Plus, we can ensure there is competition in the market. You shouldn’t be locked in, married to one Cloud provider for life. That would mean less consumer choice, and less incentive to innovate and improve Cloud services.
It should be easy to switch Cloud providers, if you find a more suitable offer. And for that, you need to be able to take your data with you: data portability.
That’s why we need a European Cloud strategy. So what will it do?
First, remember all those great benefits there could be for the public sector and public services.
In fact the public sector is already the largest buyer of IT services in Europe: about twenty percent of the market. If we harnessed that buying power, we would give a big boost to Cloud providers and ensure a rapidly maturing market for the benefit of all.
And we could build confidence and coherence in a growing market.
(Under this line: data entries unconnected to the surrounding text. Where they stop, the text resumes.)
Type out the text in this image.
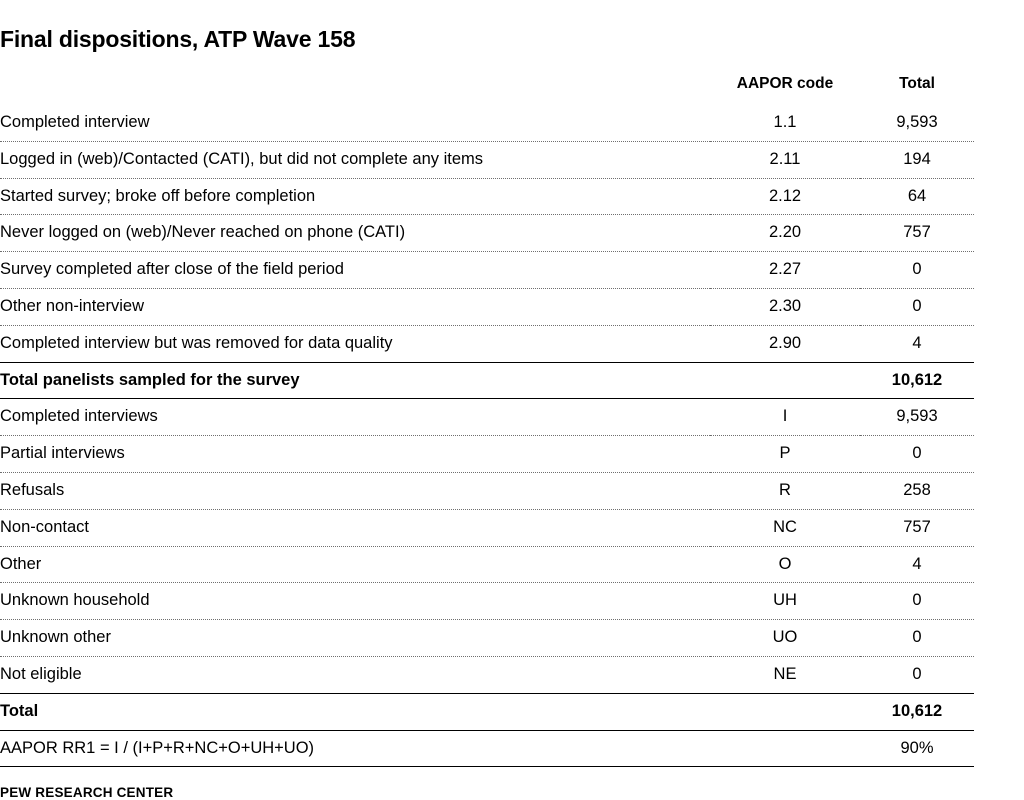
Final dispositions, ATP Wave 158
	AAPOR code	Total
Completed interview	1.1	9,593
Logged in (web)/Contacted (CATI), but did not complete any items	2.11	194
Started survey; broke off before completion	2.12	64
Never logged on (web)/Never reached on phone (CATI)	2.20	757
Survey completed after close of the field period	2.27	0
Other non-interview	2.30	0
Completed interview but was removed for data quality	2.90	4
Total panelists sampled for the survey		10,612
Completed interviews	I	9,593
Partial interviews	P	0
Refusals	R	258
Non-contact	NC	757
Other	O	4
Unknown household	UH	0
Unknown other	UO	0
Not eligible	NE	0
Total		10,612
AAPOR RR1 = I / (I+P+R+NC+O+UH+UO)		90%
PEW RESEARCH CENTER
Common requirements could really secure that leverage.
That’s the purpose of our European Cloud Partnership, which can already start to address issues like standards, security, and lock-in.
Second, we need to take account of many policy areas, all the ones I’ve mentioned, from data protection to good contractual practice. We should take all those – and look at them through the lens of the Cloud, to ensure a coherent policy area supporting Cloud computing.
Third, we shouldn’t ignore the global issues in Cloud Computing. To succeed, we will have to exchange ideas with our major trading partners.
And last, we will need a host of other measures to support and stimulate Cloud take-up: from training and awareness, to research and standardisation.
2012 is the year when the Cloud grows up. Let’s be ready.
A true online market will give us the economic boost we need right now.
The Cloud shouldn’t be something that happens to Europe – it should happen with Europe.